I often notice people advertising their custom skills as a solution to your agentic programming problems. They’ll provide you some genuinely useful advice, then cap it off by offering you skills that operationalizes their advice.

I found the failure modes and tips identified in Software Fundamentals Matter More Than Ever insightful. I never thought about having a glossary of shared vocabulary to make communication with AI agents more effective. AI agents outrunning their headlights by doing way too much autonomously provides metaphor for my common experience of having AI agents do underspecified work. Focusing on building deeper modules with a lot of functionality hiding behind a small interface, is a pattern I’ve been thinking around, but haven’t yet been able to put words to.

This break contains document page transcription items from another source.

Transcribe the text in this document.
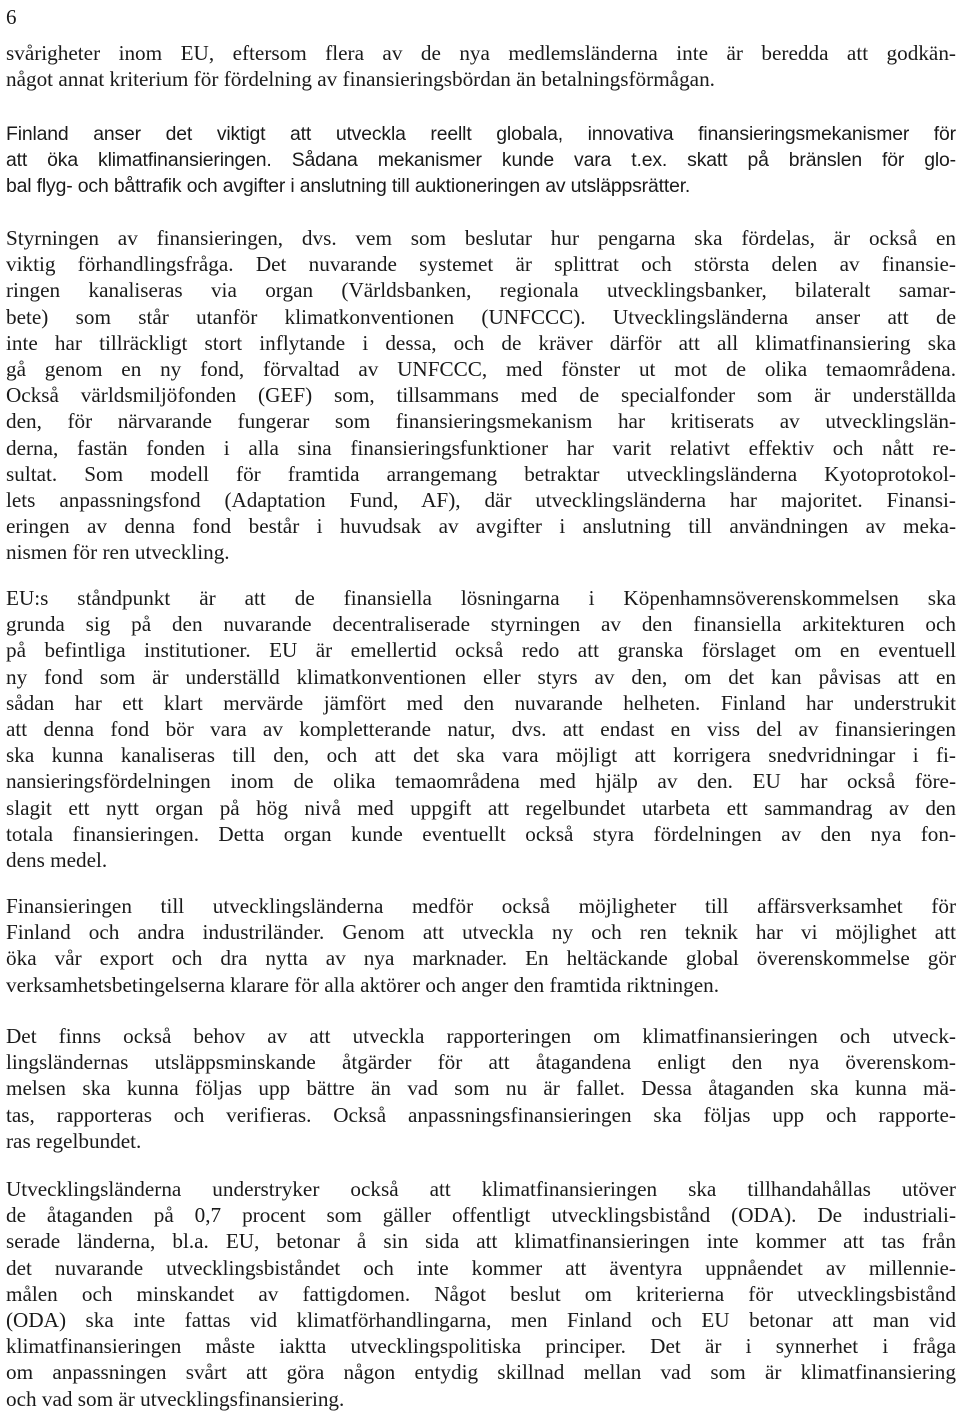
6

svårigheter inom EU, eftersom flera av de nya medlemsländerna inte är beredda att godkän-
något annat kriterium för fördelning av finansieringsbördan än betalningsförmågan.

Finland anser det viktigt att utveckla reellt globala, innovativa finansieringsmekanismer för
att öka klimatfinansieringen. Sådana mekanismer kunde vara t.ex. skatt på bränslen för glo-
bal flyg- och båttrafik och avgifter i anslutning till auktioneringen av utsläppsrätter.

Styrningen av finansieringen, dvs. vem som beslutar hur pengarna ska fördelas, är också en
viktig förhandlingsfråga. Det nuvarande systemet är splittrat och största delen av finansie-
ringen kanaliseras via organ (Världsbanken, regionala utvecklingsbanker, bilateralt samar-
bete) som står utanför klimatkonventionen (UNFCCC). Utvecklingsländerna anser att de
inte har tillräckligt stort inflytande i dessa, och de kräver därför att all klimatfinansiering ska
gå genom en ny fond, förvaltad av UNFCCC, med fönster ut mot de olika temaområdena.
Också världsmiljöfonden (GEF) som, tillsammans med de specialfonder som är underställda
den, för närvarande fungerar som finansieringsmekanism har kritiserats av utvecklingslän-
derna, fastän fonden i alla sina finansieringsfunktioner har varit relativt effektiv och nått re-
sultat. Som modell för framtida arrangemang betraktar utvecklingsländerna Kyotoprotokol-
lets anpassningsfond (Adaptation Fund, AF), där utvecklingsländerna har majoritet. Finansi-
eringen av denna fond består i huvudsak av avgifter i anslutning till användningen av meka-
nismen för ren utveckling.

EU:s ståndpunkt är att de finansiella lösningarna i Köpenhamnsöverenskommelsen ska
grunda sig på den nuvarande decentraliserade styrningen av den finansiella arkitekturen och
på befintliga institutioner. EU är emellertid också redo att granska förslaget om en eventuell
ny fond som är underställd klimatkonventionen eller styrs av den, om det kan påvisas att en
sådan har ett klart mervärde jämfört med den nuvarande helheten. Finland har understrukit
att denna fond bör vara av kompletterande natur, dvs. att endast en viss del av finansieringen
ska kunna kanaliseras till den, och att det ska vara möjligt att korrigera snedvridningar i fi-
nansieringsfördelningen inom de olika temaområdena med hjälp av den. EU har också före-
slagit ett nytt organ på hög nivå med uppgift att regelbundet utarbeta ett sammandrag av den
totala finansieringen. Detta organ kunde eventuellt också styra fördelningen av den nya fon-
dens medel.

Finansieringen till utvecklingsländerna medför också möjligheter till affärsverksamhet för
Finland och andra industriländer. Genom att utveckla ny och ren teknik har vi möjlighet att
öka vår export och dra nytta av nya marknader. En heltäckande global överenskommelse gör
verksamhetsbetingelserna klarare för alla aktörer och anger den framtida riktningen.

Det finns också behov av att utveckla rapporteringen om klimatfinansieringen och utveck-
lingsländernas utsläppsminskande åtgärder för att åtagandena enligt den nya överenskom-
melsen ska kunna följas upp bättre än vad som nu är fallet. Dessa åtaganden ska kunna mä-
tas, rapporteras och verifieras. Också anpassningsfinansieringen ska följas upp och rapporte-
ras regelbundet.

Utvecklingsländerna understryker också att klimatfinansieringen ska tillhandahållas utöver
de åtaganden på 0,7 procent som gäller offentligt utvecklingsbistånd (ODA). De industriali-
serade länderna, bl.a. EU, betonar å sin sida att klimatfinansieringen inte kommer att tas från
det nuvarande utvecklingsbiståndet och inte kommer att äventyra uppnåendet av millennie-
målen och minskandet av fattigdomen. Något beslut om kriterierna för utvecklingsbistånd
(ODA) ska inte fattas vid klimatförhandlingarna, men Finland och EU betonar att man vid
klimatfinansieringen måste iaktta utvecklingspolitiska principer. Det är i synnerhet i fråga
om anpassningen svårt att göra någon entydig skillnad mellan vad som är klimatfinansiering
och vad som är utvecklingsfinansiering.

But following the insight with skills that will “solve” the problem for you, is the equivalent to giving a tutorial on how to implement nanoGPT and then capping it off by saying: but you can just use https://chatgpt.com1.

Yes, it does seem helpful to have my AI agent /grill-me — asking detailed questions instead of providing corrections to plans reflecting a fundamental misunderstanding of the problem over and over again. Of course, I’d love to /improve-codebase-architecture modularizing my codebase. But running a skill won’t help you understand how it works.

These skills probably work in simpler codebases. But simpler codebases are also the best environment to understand the principles behind the skills and learn how to build them yourself. And without understanding the principles, you won’t necessarily understand that or how the skill failed in a more complex codebase.

I’ve noticed this pattern before in discussions with other engineers. I explained to another engineer: just giving Claude Sonnet 4.5 our feature flag documentation plus a list of files that needed to modify was enough for it to make the changes fully autonomously. They responded by asking if I could package that up into an /add-feature-flag skill.

I didn’t see the point. The skill would just be 1-2 sentences of text and a list of files that needed to be modified in order to make changes to the feature flags. The skill would encapsulate nothing but the fact that this task was now easy to automate.

My recommendation is to engage with content that offers you skills, but try to learn the principles behind the skills instead of using the skills themselves. Try to prompt your AI agent to solve the problem yourself.

Doing this, I’ve found that after a while, I want to abstract my prompt into my own skill.

I remember reading an article about adding comments to plan documents inline, instead addressing them one by one in Claude Code’s prompt. I liked this technique and after trying it, ended up building produced this skill. Though I’ve provided a link, I recommend not clicking it.

Downloading skills won’t make you a good AI engineer. Understanding why they work and operationalizing the principles behind them will.

  1. Andrey Karpathy does not do this.